Partnership experience

“Sichuan’s reconstruction is a miracle,”said Huang Xinchu, head of the Publicity Department of Sichuan Provincial Committee of the Communist Party of China.

As of May, more than 98 percent of the planned 29,692 post-quake reconstruction projects funded and built by the 18 provinces and municipalities had been finished. By September 2011, the remaining projects will wrap up, according to the latest fgures from Sichuan Provincial Government.

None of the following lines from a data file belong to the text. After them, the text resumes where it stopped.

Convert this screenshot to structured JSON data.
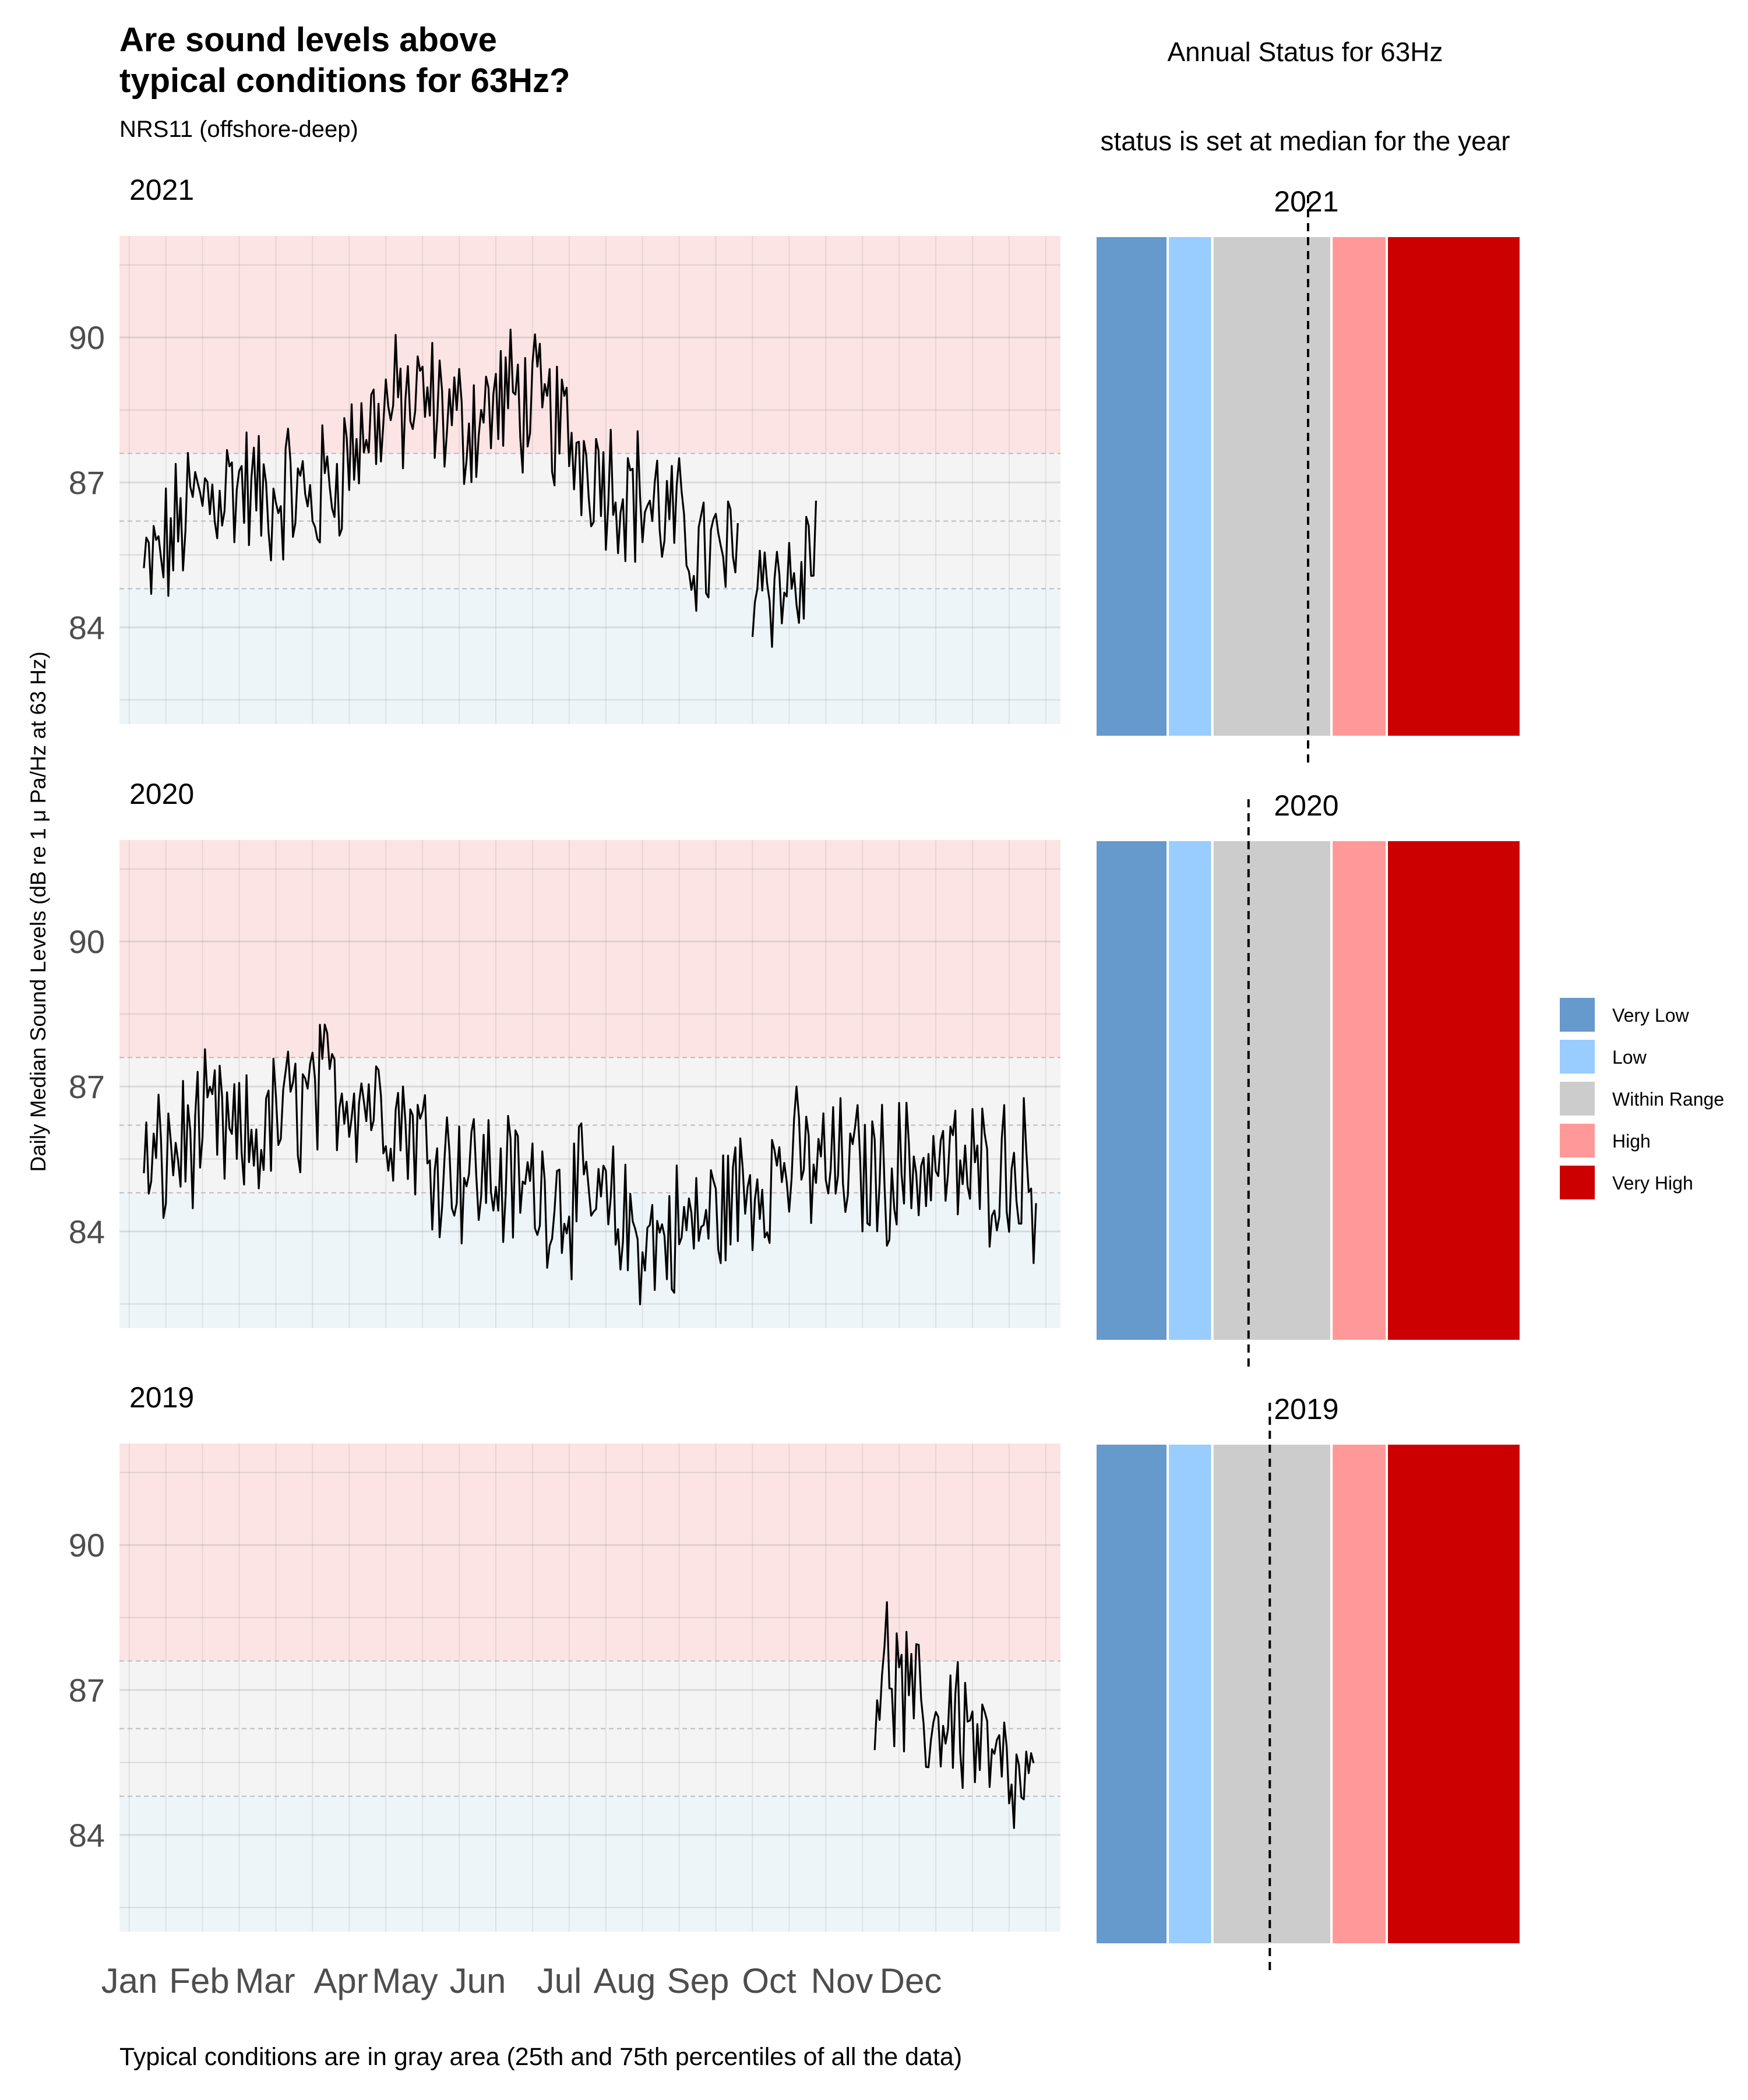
{
  "title_line1": "Are sound levels above",
  "title_line2": "typical conditions for 63Hz?",
  "subtitle": "NRS11 (offshore-deep)",
  "ylabel": "Daily Median Sound Levels (dB re 1 μ Pa/Hz at 63 Hz)",
  "caption": "Typical conditions are in gray area (25th and 75th percentiles of all the data)",
  "status_title": "Annual Status for 63Hz",
  "status_subtitle": "status is set at median for the year",
  "colors": {
    "above_band": "#fce4e4",
    "typical_band": "#f4f4f4",
    "below_band": "#eef5f9",
    "line": "#000000",
    "very_low": "#6699cc",
    "low": "#99ccff",
    "within_range": "#cccccc",
    "high": "#ff9999",
    "very_high": "#cc0000"
  },
  "legend": [
    {
      "label": "Very Low",
      "color": "#6699cc"
    },
    {
      "label": "Low",
      "color": "#99ccff"
    },
    {
      "label": "Within Range",
      "color": "#cccccc"
    },
    {
      "label": "High",
      "color": "#ff9999"
    },
    {
      "label": "Very High",
      "color": "#cc0000"
    }
  ],
  "chart_data": {
    "type": "line",
    "x_unit": "day of year",
    "y_ticks": [
      84,
      87,
      90
    ],
    "ylim": [
      82,
      92.1
    ],
    "typical_range": {
      "p25": 84.8,
      "p75": 87.6
    },
    "x_tick_labels": [
      "Jan",
      "Feb",
      "Mar",
      "Apr",
      "May",
      "Jun",
      "Jul",
      "Aug",
      "Sep",
      "Oct",
      "Nov",
      "Dec"
    ],
    "x_tick_days": [
      1,
      32,
      60,
      91,
      121,
      152,
      182,
      213,
      244,
      274,
      305,
      335
    ],
    "years": [
      {
        "year": "2021",
        "status_median_position": 0.5,
        "anchors": [
          [
            1,
            85.0
          ],
          [
            10,
            85.6
          ],
          [
            20,
            86.5
          ],
          [
            30,
            86.8
          ],
          [
            40,
            87.0
          ],
          [
            50,
            86.6
          ],
          [
            60,
            86.9
          ],
          [
            70,
            86.5
          ],
          [
            80,
            87.2
          ],
          [
            90,
            88.0
          ],
          [
            100,
            88.5
          ],
          [
            110,
            88.6
          ],
          [
            120,
            88.6
          ],
          [
            130,
            88.2
          ],
          [
            140,
            88.4
          ],
          [
            150,
            88.8
          ],
          [
            160,
            88.6
          ],
          [
            170,
            88.2
          ],
          [
            180,
            87.6
          ],
          [
            190,
            87.2
          ],
          [
            200,
            86.8
          ],
          [
            210,
            86.5
          ],
          [
            220,
            86.0
          ],
          [
            230,
            85.5
          ],
          [
            240,
            85.4
          ],
          [
            250,
            85.2
          ],
          [
            260,
            85.0
          ],
          [
            270,
            84.7
          ],
          [
            276,
            86.2
          ]
        ],
        "gaps": [
          [
            245,
            249
          ]
        ]
      },
      {
        "year": "2020",
        "status_median_position": 0.36,
        "anchors": [
          [
            1,
            85.1
          ],
          [
            10,
            85.5
          ],
          [
            20,
            85.9
          ],
          [
            30,
            86.2
          ],
          [
            40,
            85.7
          ],
          [
            50,
            86.0
          ],
          [
            60,
            86.5
          ],
          [
            70,
            86.8
          ],
          [
            80,
            87.0
          ],
          [
            90,
            86.9
          ],
          [
            100,
            86.6
          ],
          [
            110,
            86.2
          ],
          [
            120,
            85.6
          ],
          [
            130,
            85.3
          ],
          [
            140,
            85.2
          ],
          [
            150,
            85.0
          ],
          [
            160,
            84.9
          ],
          [
            170,
            84.8
          ],
          [
            180,
            84.6
          ],
          [
            190,
            84.4
          ],
          [
            200,
            84.0
          ],
          [
            210,
            83.8
          ],
          [
            220,
            84.0
          ],
          [
            230,
            84.2
          ],
          [
            240,
            84.6
          ],
          [
            250,
            85.0
          ],
          [
            260,
            85.3
          ],
          [
            270,
            85.4
          ],
          [
            280,
            85.3
          ],
          [
            290,
            85.3
          ],
          [
            300,
            85.2
          ],
          [
            310,
            85.3
          ],
          [
            320,
            85.4
          ],
          [
            330,
            85.3
          ],
          [
            340,
            85.2
          ],
          [
            350,
            85.3
          ],
          [
            360,
            85.4
          ],
          [
            366,
            84.8
          ]
        ],
        "gaps": []
      },
      {
        "year": "2019",
        "status_median_position": 0.41,
        "anchors": [
          [
            300,
            87.0
          ],
          [
            305,
            87.5
          ],
          [
            310,
            87.0
          ],
          [
            315,
            86.6
          ],
          [
            320,
            86.4
          ],
          [
            325,
            86.2
          ],
          [
            330,
            86.6
          ],
          [
            335,
            86.4
          ],
          [
            340,
            86.1
          ],
          [
            345,
            85.6
          ],
          [
            350,
            85.3
          ],
          [
            355,
            85.0
          ],
          [
            360,
            84.8
          ],
          [
            365,
            84.7
          ]
        ],
        "gaps": []
      }
    ],
    "status_bands": [
      {
        "name": "Very Low",
        "color": "#6699cc",
        "width": 0.17
      },
      {
        "name": "Low",
        "color": "#99ccff",
        "width": 0.105
      },
      {
        "name": "Within Range",
        "color": "#cccccc",
        "width": 0.28
      },
      {
        "name": "High",
        "color": "#ff9999",
        "width": 0.13
      },
      {
        "name": "Very High",
        "color": "#cc0000",
        "width": 0.315
      }
    ]
  }
}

The partners, Huang said, have done some unprecedented in the history of reconstruction projects. “What they have accumulated during the process could become known as the Sichuan experience,” he said.

Partnership assistance is a special arrangement and an innovative creation of the Chinese Government, said Wei Hong, Deputy Governor of Sichuan Province. Since the People’s Republic of China was founded in 1949, similar programs have been applied to Tibet and Xinjiang autonomous regions throughout the decades.

Besides the partnership assistance, Sichuan also received help from Hong Kong, Macao and Taiwan, as well as foreign governments, enterprises, NGOs and individuals.

When the partnership assistance program concludes in September, a longterm cooperation mechanism will be established between assisting provinces and municipalities and quake-affected cities and counties in Sichuan, Wei said.“The partnership assistance will evolve into partnership cooperation,” he said.

His words were echoed by Han Guijin from Beichuan. The industrial and agricultural parks in his new town can help outsource Shandong’s labor-intensive industries and boost huge market potential. “In this way, Beichuan is returning the favor and helping Shandong’s industrial restructuring,” Han said.